Researchers have shown that global warming in recent decades
has probably been caused by carbon dioxide (CO2), and other
greenhouse gases including chlorofluorocarbons (CFCs),
methane, tropospheric ozone, and black carbon (soot)
particles.

Overall, growth of emissions has slowed over the past 20
years, with the CFC phase-out being the most important
factor, according to the study.

“The decrease is due in large part to cooperative
international actions of the Montreal Protocol for the phase-
out of ozone depleting gases,” said Dr. James Hansen of
NASA’s Goddard Institute for Space Studies, New York. “But it
is also due in part to slower growth of methane and carbon
dioxide, for reasons that aren’t well understood and need
more study.”

The findings appeared in the December 18 issue of the
Proceedings of the National Academy of Sciences. Hansen co-
authored the paper with Makiko Sato of Columbia University,
New York.

The warming effect of methane is about half as large as that
of CO2, and when methane increases it also causes a rise in
tropospheric ozone levels. Tropospheric ozone is a principal
ingredient in “smog,” which is harmful to human health and
reduces agricultural productivity. The rate of methane growth
has slowed during the past decade, and it may be possible to
halt its growth entirely and eventually reduce atmospheric
amounts, Hansen and Sato suggest.

Another warming agent deserving special attention, according
to the authors, is soot.

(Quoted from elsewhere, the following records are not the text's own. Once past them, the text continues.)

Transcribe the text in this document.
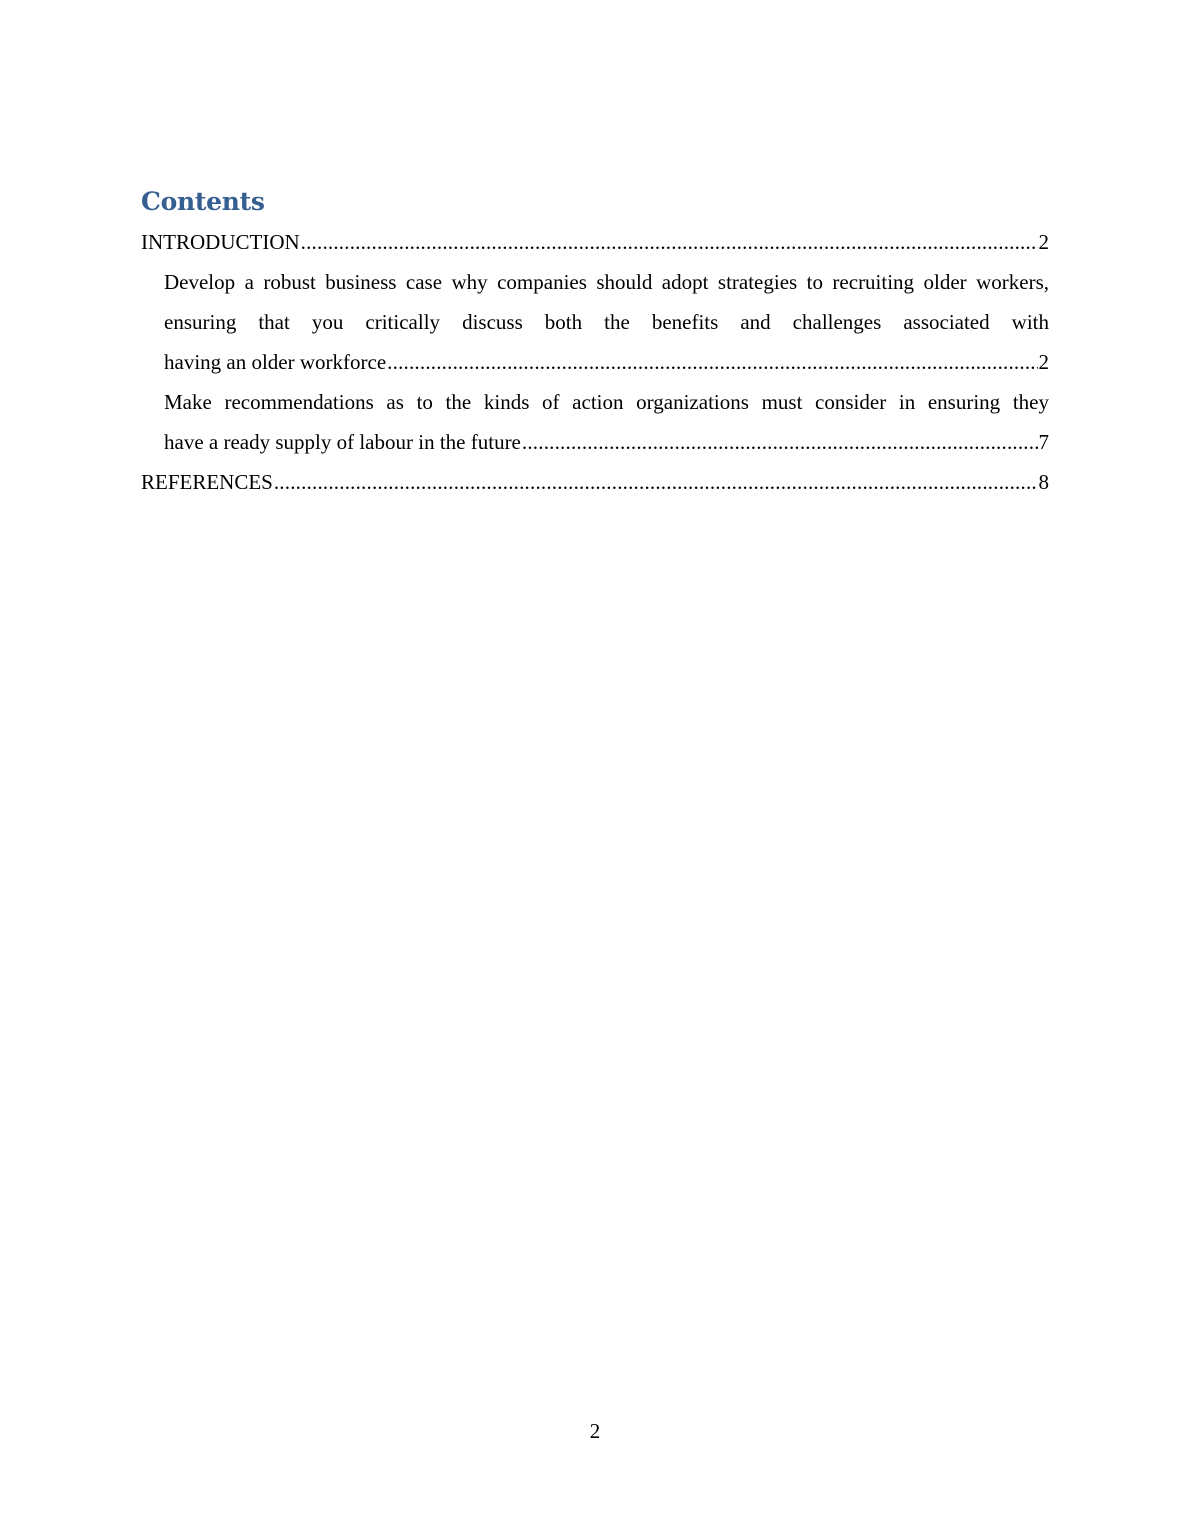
Contents
INTRODUCTION .....	2
Develop a robust business case why companies should adopt strategies to recruiting older workers, ensuring that you critically discuss both the benefits and challenges associated with
having an older workforce .....	2
Make recommendations as to the kinds of action organizations must consider in ensuring they
have a ready supply of labour in the future .....	7
REFERENCES .....	8
2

Soot is a product of incomplete
combustion. Diesel powered trucks and buses are primary
sources of airborne soot in the United States. Even larger
amounts of soot occur in developing countries.

The study also suggests that reduction of methane emissions
and soot could yield a major near term success story in the
battle against global warming, thus providing time to work on
technologies to reduce future carbon dioxide emissions.
Currently, technologies are within reach to reduce other
global air pollutants, like methane, in ways that are cheaper
and faster than reducing CO2.

Though reducing these climate-forcing agents is important,
scientists caution that limiting CO2 will still be needed to
slow global warming over the next 50 years.

Hansen emphasizes that CO2 emissions are the single largest
climate forcing, and warns that they need to be slowed soon
and eventually curtailed more strongly to stabilize
atmospheric conditions and stop global warming. Over the next
few decades, Hansen said, it is important to limit emissions
of forcing agents other than CO2, to buy time until CO2
emissions can be better managed.

If fossil fuel use continues at today’s rates for the next 50
years, and if growth of methane and air pollution is halted,
the warming in 50 years will be about 1.3 degrees Fahrenheit
(0.7 Celsius). That amount of warming is significant,
according to Hansen, but it is less than half the warming in
the “business-as-usual scenarios that yield the specter of
imminent disaster.”

The climate warming projected in the Institute scenario is
about half as large as in the typical scenario from the
report of Intergovernmental Panel on Climate Change (IPCC).
This is because the IPCC considers a large range of forcings
and models. The warming in the GISS model is similar to the
lowest of the IPCC results, despite the fact that the GISS
model has a relatively high sensitivity to forcings.